Pressemitteilung Nr. 9/2000 vom 27. Januar 2000

Beschluss vom 07. Mai 1998
2 BvR 2125/97

Auf die Verfassungsbeschwerde (Vb) einer aus der Südosttürkei stammenden türkischen Staatsangehörigen kurdischer Volkszugehörigkeit hat die 1. Kammer des Zweiten Senats des BVerfG die Entscheidung eines Oberverwaltungsgerichts (OVG), die Berufung gegen ein Urteil des Verwaltungsgerichts (VG) nicht zuzulassen, aufgehoben und die Sache zur erneuten Entscheidung an das OVG zurückverwiesen. In dem Verfahren geht es um die Ablehnung des Asylantrags und die der Beschwerdeführerin (Bf) angedrohte Abschiebung in die Türkei. Nachdem das VG ihre Klage gegen den negativen Bescheid des Bundesamtes für die Anerkennung ausländischer Flüchtlinge (Bundesamt) abgelehnt hatte, begehrte die Bf die Zulassung der Berufung wegen grundsätzlicher Bedeutung.

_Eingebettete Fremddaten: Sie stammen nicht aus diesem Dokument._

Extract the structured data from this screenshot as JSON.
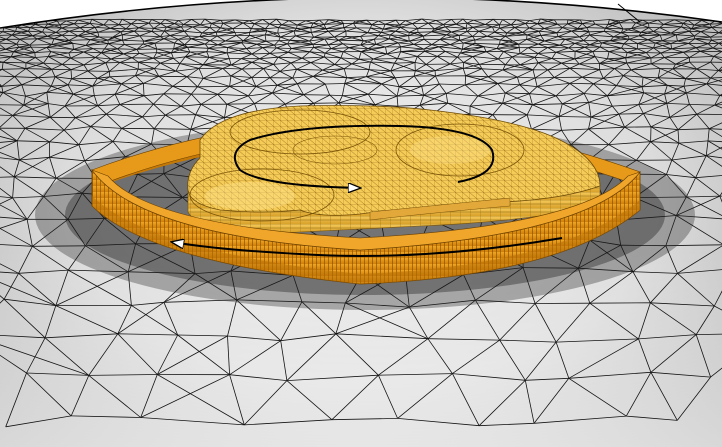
{
  "scene": {
    "subject": "meshed-rotor-assembly",
    "colors": {
      "background": "#ffffff",
      "domain_light": "#f4f4f4",
      "domain_dark": "#8f8f8f",
      "mesh_line": "#141414",
      "ring_gold": "#e08e0b",
      "ring_gold_dark": "#b86f05",
      "rotor_gold": "#f3c24a",
      "rotor_gold_light": "#ffd86a",
      "rotor_gold_dark": "#c9901c",
      "arrow": "#000000"
    },
    "rotation_arrows": [
      "inner-rotor-rotation-arrow",
      "outer-ring-rotation-arrow"
    ]
  }
}
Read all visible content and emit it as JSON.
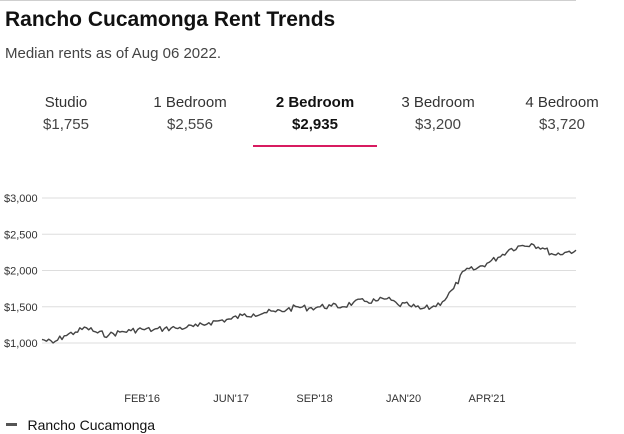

Die Berufung hätte so die 1. Kammer des Zweiten Senats wegen divergierender Rechtsprechung des VG einerseits und des OVG andererseits zugelassen werden müssen. Denn das OVG hatte nach dem Urteil des VG in einem anderen Verfahren die von der Bf aufgeworfene grundsätzliche Frage im Sinne der Bf, jedoch abweichend von dem Urteil des VG entschieden.

I.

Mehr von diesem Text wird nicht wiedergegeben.